Perhaps the most spectacular recent illustration of this was the stock market’s reaction to the United Kingdom’s June 2016 referendum to exit the European Union (a.k.a “Brexit”). The Dow Jones Industrial Average DJIA, -1.58% dropped almost 1,000 points in the two trading days following the vote. But after just eight subsequent trading sessions, the Dow was higher than where it stood before the Brexit vote.
Around the Web:
Bond price rally: Prices of U.S. government bonds rose sharply, sending their yields lower, as investors focused on indicators of moderating economic growth. After reaching a seven-year high of 3.11% on May 17, the yield of the 10-year U.S. Treasury bond sank below the 3.00% threshold on Thursday and finished the week around 2.93%.
Fed minutes: The potential for an interest-rate hike in June grew after the U.S. Federal Reserve on Wednesday released the minutes from its latest meeting. The minutes said that Fed board members generally agreed that “it would likely soon be appropriate” to approve another rate hike if the economy continues to grow as expected. The Fed’s next meeting is June 12–13.
Trade tensions: The Dow climbed 298 points on Monday to its highest level in more than two months after U.S. Treasury Secretary Steven Mnuchin suspended efforts to impose tariffs on $150 billion in Chinese imported goods. However, tensions rose a couple days later as President Donald Trump raised the prospect of imposing new tariffs on imported automobiles.

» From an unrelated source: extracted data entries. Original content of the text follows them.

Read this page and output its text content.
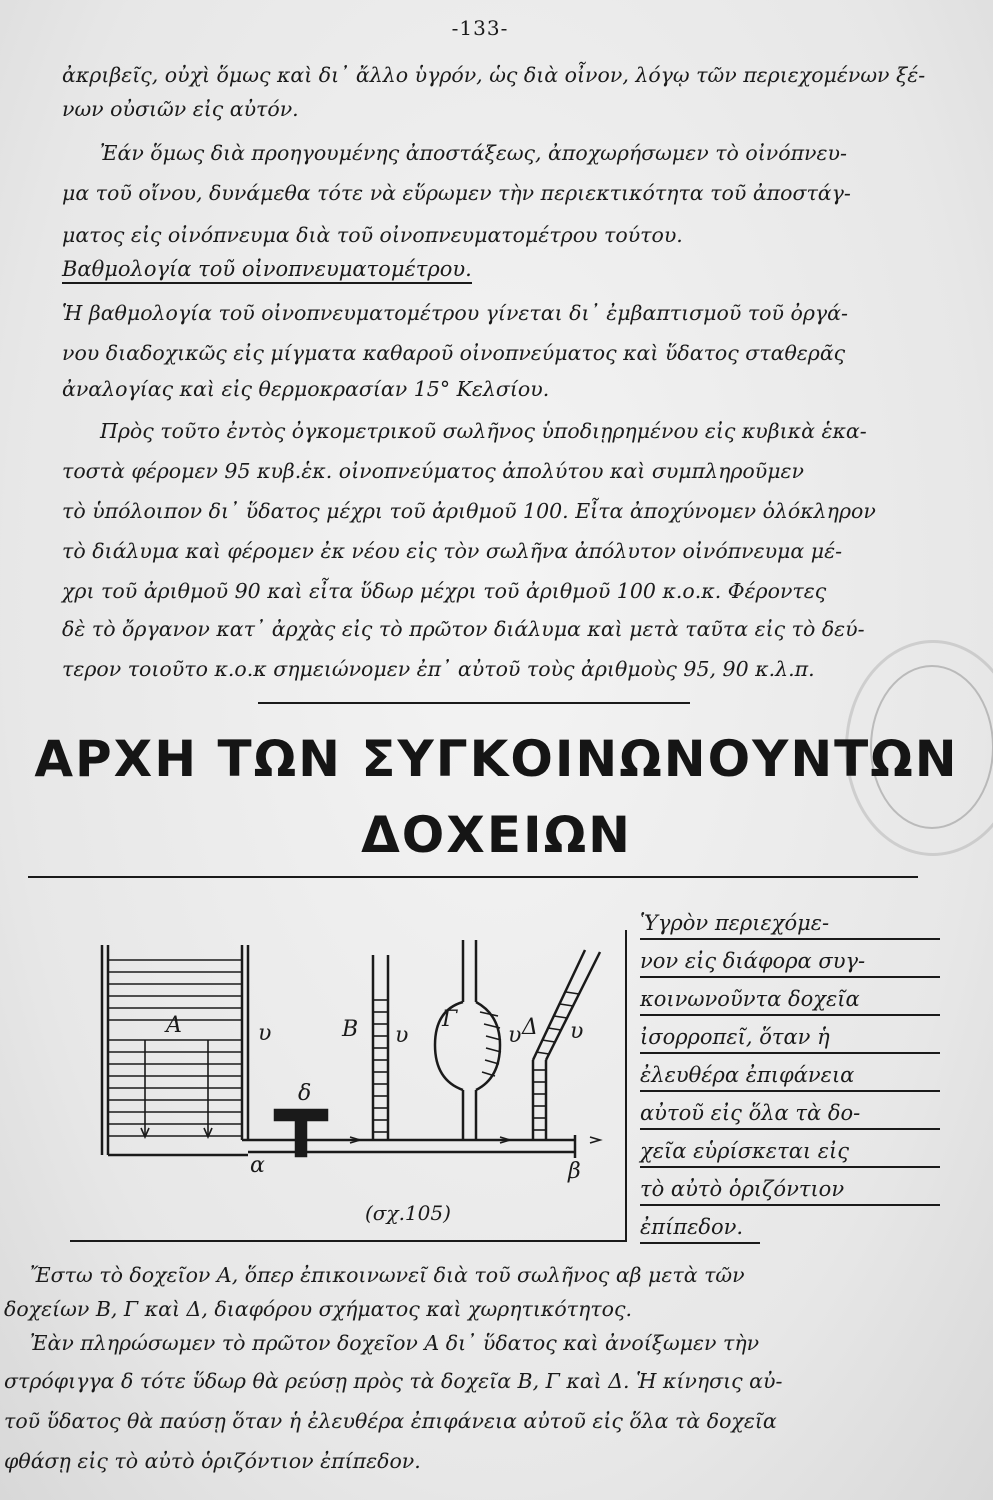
-133-
ἀκριβεῖς, οὐχὶ ὅμως καὶ δι᾿ ἄλλο ὑγρόν, ὡς διὰ οἶνον, λόγῳ τῶν περιεχομένων ξέ-
νων οὐσιῶν εἰς αὐτόν.
Ἐάν ὅμως διὰ προηγουμένης ἀποστάξεως, ἀποχωρήσωμεν τὸ οἰνόπνευ-
μα τοῦ οἴνου, δυνάμεθα τότε νὰ εὕρωμεν τὴν περιεκτικότητα τοῦ ἀποστάγ-
ματος εἰς οἰνόπνευμα διὰ τοῦ οἰνοπνευματομέτρου τούτου.
Βαθμολογία τοῦ οἰνοπνευματομέτρου.
Ἡ βαθμολογία τοῦ οἰνοπνευματομέτρου γίνεται δι᾿ ἐμβαπτισμοῦ τοῦ ὀργά-
νου διαδοχικῶς εἰς μίγματα καθαροῦ οἰνοπνεύματος καὶ ὕδατος σταθερᾶς
ἀναλογίας καὶ εἰς θερμοκρασίαν 15° Κελσίου.
Πρὸς τοῦτο ἐντὸς ὀγκομετρικοῦ σωλῆνος ὑποδιῃρημένου εἰς κυβικὰ ἑκα-
τοστὰ φέρομεν 95 κυβ.ἑκ. οἰνοπνεύματος ἀπολύτου καὶ συμπληροῦμεν
τὸ ὑπόλοιπον δι᾿ ὕδατος μέχρι τοῦ ἀριθμοῦ 100. Εἶτα ἀποχύνομεν ὁλόκληρον
τὸ διάλυμα καὶ φέρομεν ἐκ νέου εἰς τὸν σωλῆνα ἀπόλυτον οἰνόπνευμα μέ-
χρι τοῦ ἀριθμοῦ 90 καὶ εἶτα ὕδωρ μέχρι τοῦ ἀριθμοῦ 100 κ.ο.κ. Φέροντες
δὲ τὸ ὄργανον κατ᾿ ἀρχὰς εἰς τὸ πρῶτον διάλυμα καὶ μετὰ ταῦτα εἰς τὸ δεύ-
τερον τοιοῦτο κ.ο.κ σημειώνομεν ἐπ᾿ αὐτοῦ τοὺς ἀριθμοὺς 95, 90 κ.λ.π.
ΑΡΧΗ ΤΩΝ ΣΥΓΚΟΙΝΩΝΟΥΝΤΩΝ
ΔΟΧΕΙΩΝ
Α	υ	Β υ
Γ
υ Δ υ
δ
α	β
(σχ.105)
Ὑγρὸν περιεχόμε-
νον εἰς διάφορα συγ-
κοινωνοῦντα δοχεῖα
ἰσορροπεῖ, ὅταν ἡ
ἐλευθέρα ἐπιφάνεια
αὐτοῦ εἰς ὅλα τὰ δο-
χεῖα εὑρίσκεται εἰς
τὸ αὐτὸ ὁριζόντιον
ἐπίπεδον.
Ἔστω τὸ δοχεῖον Α, ὅπερ ἐπικοινωνεῖ διὰ τοῦ σωλῆνος αβ μετὰ τῶν
δοχείων Β, Γ καὶ Δ, διαφόρου σχήματος καὶ χωρητικότητος.
Ἐὰν πληρώσωμεν τὸ πρῶτον δοχεῖον Α δι᾿ ὕδατος καὶ ἀνοίξωμεν τὴν
στρόφιγγα δ τότε ὕδωρ θὰ ρεύσῃ πρὸς τὰ δοχεῖα Β, Γ καὶ Δ. Ἡ κίνησις αὐ-
τοῦ ὕδατος θὰ παύσῃ ὅταν ἡ ἐλευθέρα ἐπιφάνεια αὐτοῦ εἰς ὅλα τὰ δοχεῖα
φθάσῃ εἰς τὸ αὐτὸ ὁριζόντιον ἐπίπεδον.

Wednesday: First-quarter GDP, second estimate, U.S. Bureau of Economic Analysis
Friday: Monthly jobs and unemployment, U.S. Bureau of Labor Statistics
Other Notable Indices (YTD)
Russell 2000 (small caps) 6.43
EAFE International -0.62
EAFE Emerging Markets 0.15
Shiller Annuity Index 5.50
The views presented are not intended to be relied on as a forecast, research or investment advice and are the opinions of the sources cited and are subject to change based on subsequent developments. They are not a recommendation, offer or solicitation to buy or sell any securities or to adopt any investments.